"Rampensau" Martin Schulz macht Wahlkampf in Bielefeld

NRW für Berlin: Martin Schulz mit den Kandidaten Wiebke Esdar, Achim Probst (Minden-Lübbecke, r.) und Burkhard Blienert (Paderborn, l.)
NRW für Berlin: Martin Schulz mit den Kandidaten Wiebke Esdar, Achim Probst (Minden-Lübbecke, r.) und Burkhard Blienert (Paderborn, l.)

Bielefeld - Am Mittwochnachmittag war der Herausforderer von Bundeskanzlerin Angela Merkel, Martin Schulz (SPD), zu Gast auf dem Bielefelder Rathausplatz. Vor 1800 Zuhörern sprach aber zunächst Wiebke Esdar.

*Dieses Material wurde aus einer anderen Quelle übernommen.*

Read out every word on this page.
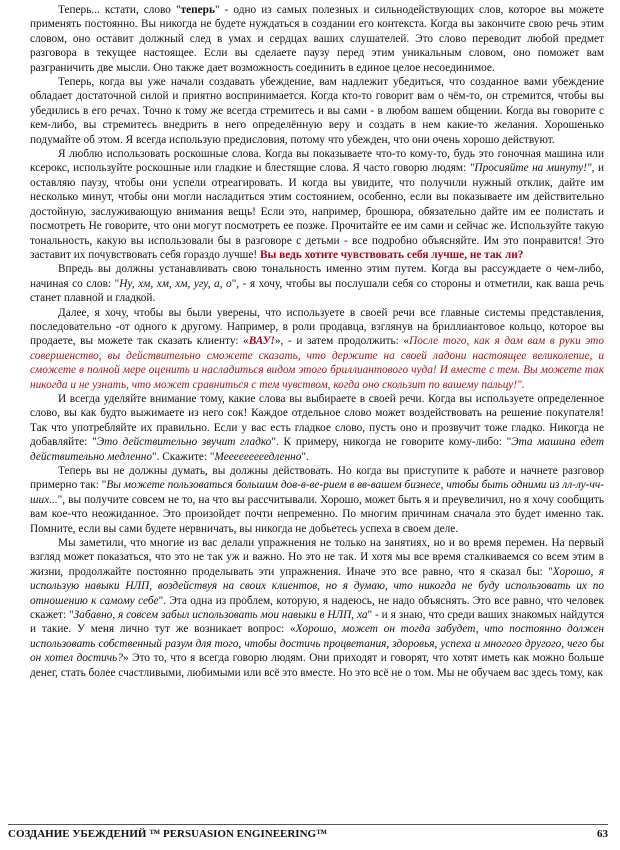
Теперь... кстати, слово "теперь" - одно из самых полезных и сильнодействующих слов, которое вы можете применять постоянно. Вы никогда не будете нуждаться в создании его контекста. Когда вы закончите свою речь этим словом, оно оставит должный след в умах и сердцах ваших слушателей. Это слово переводит любой предмет разговора в текущее настоящее. Если вы сделаете паузу перед этим уникальным словом, оно поможет вам разграничить две мысли. Оно также дает возможность соединить в единое целое несоединимое.

Теперь, когда вы уже начали создавать убеждение, вам надлежит убедиться, что созданное вами убеждение обладает достаточной силой и приятно воспринимается. Когда кто-то говорит вам о чём-то, он стремится, чтобы вы убедились в его речах. Точно к тому же всегда стремитесь и вы сами - в любом вашем общении. Когда вы говорите с кем-либо, вы стремитесь внедрить в него определённую веру и создать в нем какие-то желания. Хорошенько подумайте об этом. Я всегда использую предисловия, потому что убежден, что они очень хорошо действуют.

Я люблю использовать роскошные слова. Когда вы показываете что-то кому-то, будь это гоночная машина или ксерокс, используйте роскошные или гладкие и блестящие слова. Я часто говорю людям: "Просияйте на минуту!", и оставляю паузу, чтобы они успели отреагировать. И когда вы увидите, что получили нужный отклик, дайте им несколько минут, чтобы они могли насладиться этим состоянием, особенно, если вы показываете им действительно достойную, заслуживающую внимания вещь! Если это, например, брошюра, обязательно дайте им ее полистать и посмотреть Не говорите, что они могут посмотреть ее позже. Прочитайте ее им сами и сейчас же. Используйте такую тональность, какую вы использовали бы в разговоре с детьми - все подробно объясняйте. Им это понравится! Это заставит их почувствовать себя гораздо лучше! Вы ведь хотите чувствовать себя лучше, не так ли?

Впредь вы должны устанавливать свою тональность именно этим путем. Когда вы рассуждаете о чем-либо, начиная со слов: "Ну, хм, хм, хм, угу, а, о", - я хочу, чтобы вы послушали себя со стороны и отметили, как ваша речь станет плавной и гладкой.

Далее, я хочу, чтобы вы были уверены, что используете в своей речи все главные системы представления, последовательно -от одного к другому. Например, в роли продавца, взглянув на бриллиантовое кольцо, которое вы продаете, вы можете так сказать клиенту: «ВАУ!», - и затем продолжить: «После того, как я дам вам в руки это совершенство, вы действительно сможете сказать, что держите на своей ладони настоящее великолепие, и сможете в полной мере оценить и насладиться видом этого бриллиантового чуда! И вместе с тем. Вы можете так никогда и не узнать, что может сравниться с тем чувством, когда оно скользит по вашему пальцу!".

И всегда уделяйте внимание тому, какие слова вы выбираете в своей речи. Когда вы используете определенное слово, вы как будто выжимаете из него сок! Каждое отдельное слово может воздействовать на решение покупателя! Так что употребляйте их правильно. Если у вас есть гладкое слово, пусть оно и прозвучит тоже гладко. Никогда не добавляйте: "Это действительно звучит гладко". К примеру, никогда не говорите кому-либо: "Эта машина едет действительно медленно". Скажите: "Мееееееееедленно".

Теперь вы не должны думать, вы должны действовать. Но когда вы приступите к работе и начнете разговор примерно так: "Вы можете пользоваться большим дов-в-ве-рием в вв-вашем бизнесе, чтобы быть одними из лл-лу-чч-ших...", вы получите совсем не то, на что вы рассчитывали. Хорошо, может быть я и преувеличил, но я хочу сообщить вам кое-что неожиданное. Это произойдет почти непременно. По многим причинам сначала это будет именно так. Помните, если вы сами будете нервничать, вы никогда не добьетесь успеха в своем деле.

Мы заметили, что многие из вас делали упражнения не только на занятиях, но и во время перемен. На первый взгляд может показаться, что это не так уж и важно. Но это не так. И хотя мы все время сталкиваемся со всем этим в жизни, продолжайте постоянно проделывать эти упражнения. Иначе это все равно, что я сказал бы: "Хорошо, я использую навыки НЛП, воздействуя на своих клиентов, но я думаю, что никогда не буду использовать их по отношению к самому себе". Эта одна из проблем, которую, я надеюсь, не надо объяснять. Это все равно, что человек скажет: "Забавно, я совсем забыл использовать мои навыки в НЛП, ха" - и я знаю, что среди ваших знакомых найдутся и такие. У меня лично тут же возникает вопрос: «Хорошо, может он тогда забудет, что постоянно должен использовать собственный разум для того, чтобы достичь процветания, здоровья, успеха и многого другого, чего бы он хотел достичь?» Это то, что я всегда говорю людям. Они приходят и говорят, что хотят иметь как можно больше денег, стать более счастливыми, любимыми или всё это вместе. Но это всё не о том. Мы не обучаем вас здесь тому, как

СОЗДАНИЕ УБЕЖДЕНИЙ ™ PERSUASION ENGINEERING™	63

Die Kandidatin, die für Bielefeld in den Bundestag einziehen will, machte Werbung für ihre Partei und sich selbst: "Als Wissenschaftlerin habe ich über Bildungsgerechtigkeit und prekäre Beschäftigung geforscht. Jetzt will ich als Politikerin dafür sorgen, dass die Verhältnisse besser werden."

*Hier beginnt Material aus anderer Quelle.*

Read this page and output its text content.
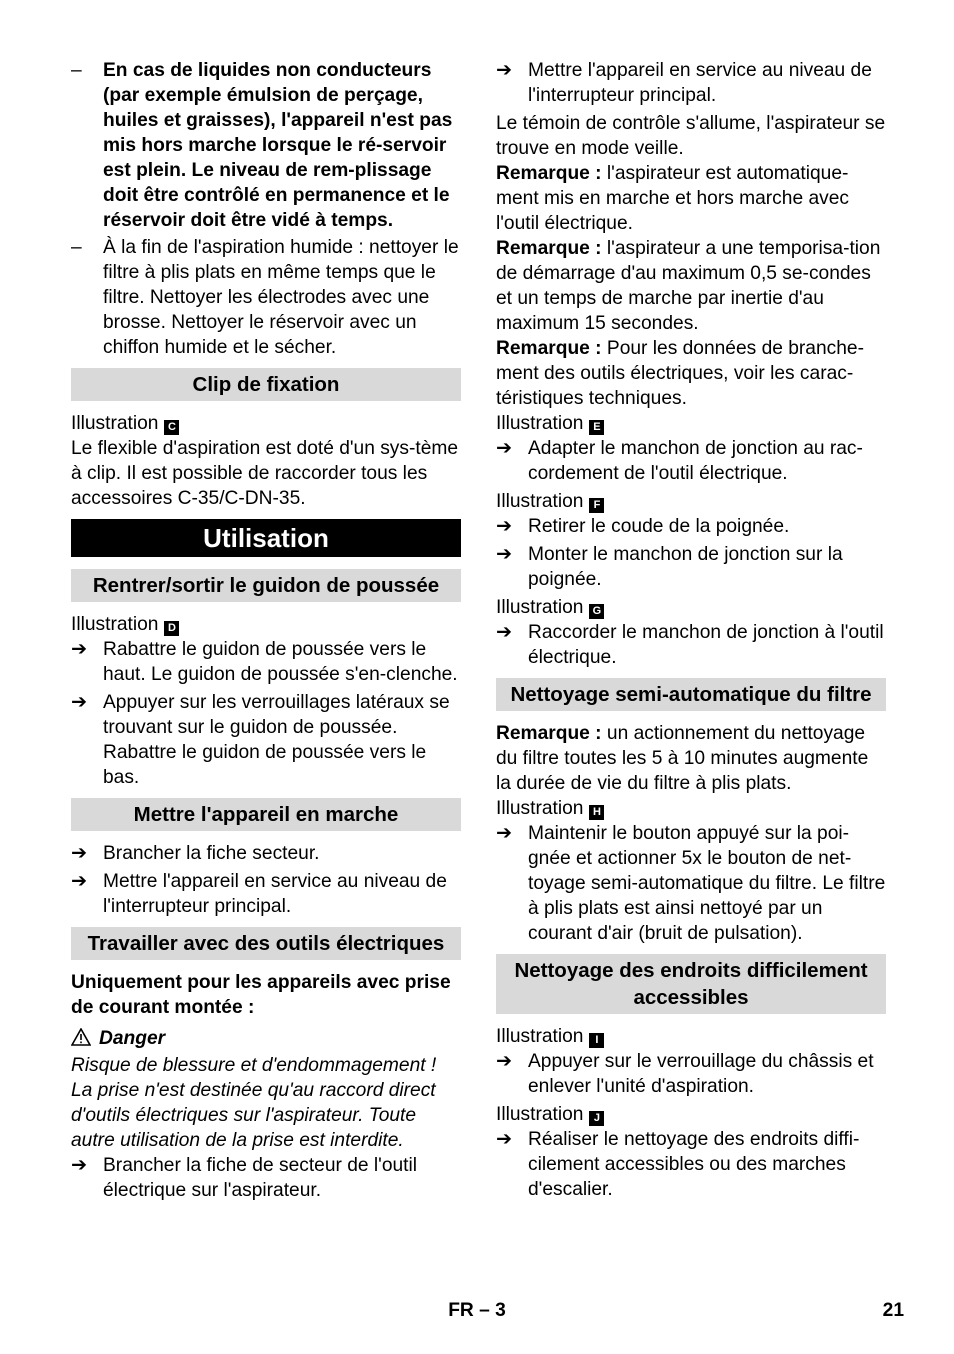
– En cas de liquides non conducteurs (par exemple émulsion de perçage, huiles et graisses), l'appareil n'est pas mis hors marche lorsque le ré-servoir est plein. Le niveau de rem-plissage doit être contrôlé en permanence et le réservoir doit être vidé à temps.

– À la fin de l'aspiration humide : nettoyer le filtre à plis plats en même temps que le filtre. Nettoyer les électrodes avec une brosse. Nettoyer le réservoir avec un chiffon humide et le sécher.

Clip de fixation

Illustration C

Le flexible d'aspiration est doté d'un sys-tème à clip. Il est possible de raccorder tous les accessoires C-35/C-DN-35.

Utilisation
Rentrer/sortir le guidon de poussée

Illustration D

➔ Rabattre le guidon de poussée vers le haut. Le guidon de poussée s'en-clenche.

➔ Appuyer sur les verrouillages latéraux se trouvant sur le guidon de poussée. Rabattre le guidon de poussée vers le bas.

Mettre l'appareil en marche
➔ Brancher la fiche secteur.

➔ Mettre l'appareil en service au niveau de l'interrupteur principal.

Travailler avec des outils électriques

Uniquement pour les appareils avec prise de courant montée :

Danger

Risque de blessure et d'endommagement ! La prise n'est destinée qu'au raccord direct d'outils électriques sur l'aspirateur. Toute autre utilisation de la prise est interdite.

➔ Brancher la fiche de secteur de l'outil électrique sur l'aspirateur.

➔ Mettre l'appareil en service au niveau de l'interrupteur principal.

Le témoin de contrôle s'allume, l'aspirateur se trouve en mode veille.

Remarque : l'aspirateur est automatique-ment mis en marche et hors marche avec l'outil électrique.

Remarque : l'aspirateur a une temporisa-tion de démarrage d'au maximum 0,5 se-condes et un temps de marche par inertie d'au maximum 15 secondes.

Remarque : Pour les données de branche-ment des outils électriques, voir les carac-téristiques techniques.

Illustration E

➔ Adapter le manchon de jonction au rac-cordement de l'outil électrique.

Illustration F

➔ Retirer le coude de la poignée.

➔ Monter le manchon de jonction sur la poignée.

Illustration G

➔ Raccorder le manchon de jonction à l'outil électrique.

Nettoyage semi-automatique du filtre

Remarque : un actionnement du nettoyage du filtre toutes les 5 à 10 minutes augmente la durée de vie du filtre à plis plats.

Illustration H

➔ Maintenir le bouton appuyé sur la poi-gnée et actionner 5x le bouton de net-toyage semi-automatique du filtre. Le filtre à plis plats est ainsi nettoyé par un courant d'air (bruit de pulsation).

Nettoyage des endroits difficilement accessibles

Illustration I

➔ Appuyer sur le verrouillage du châssis et enlever l'unité d'aspiration.

Illustration J

➔ Réaliser le nettoyage des endroits diffi-cilement accessibles ou des marches d'escalier.

FR – 3	21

Dann betrat der 61-Jährige die Bühne und stellte direkt klar: "Mit Wiebke Esdar kämpfe ich dafür, dass die SPD stärkste Fraktion im Bundestag und ich Bundeskanzler werde." Die Große Koalition habe viel erreicht, aber "Deutschland kann mehr, wenn ein Sozialdemokrat Kanzler wird."

Die AfD beschreibt er als "eine Schande der Nation". Anders die Sozialdemokraten: "Wir kämpfen nicht für Umfragen, sondern für unsere Überzeugungen und Prinzipien, damit es gerechter zugeht in unserem Land", wird er in der Neuen Westfälischen zitiert.

Als es um die Mietpreisbremse geht, greift er die Kanzlerin an, dazu kommen Zwischenrufe aus dem Publikum: "Merkel muss weg".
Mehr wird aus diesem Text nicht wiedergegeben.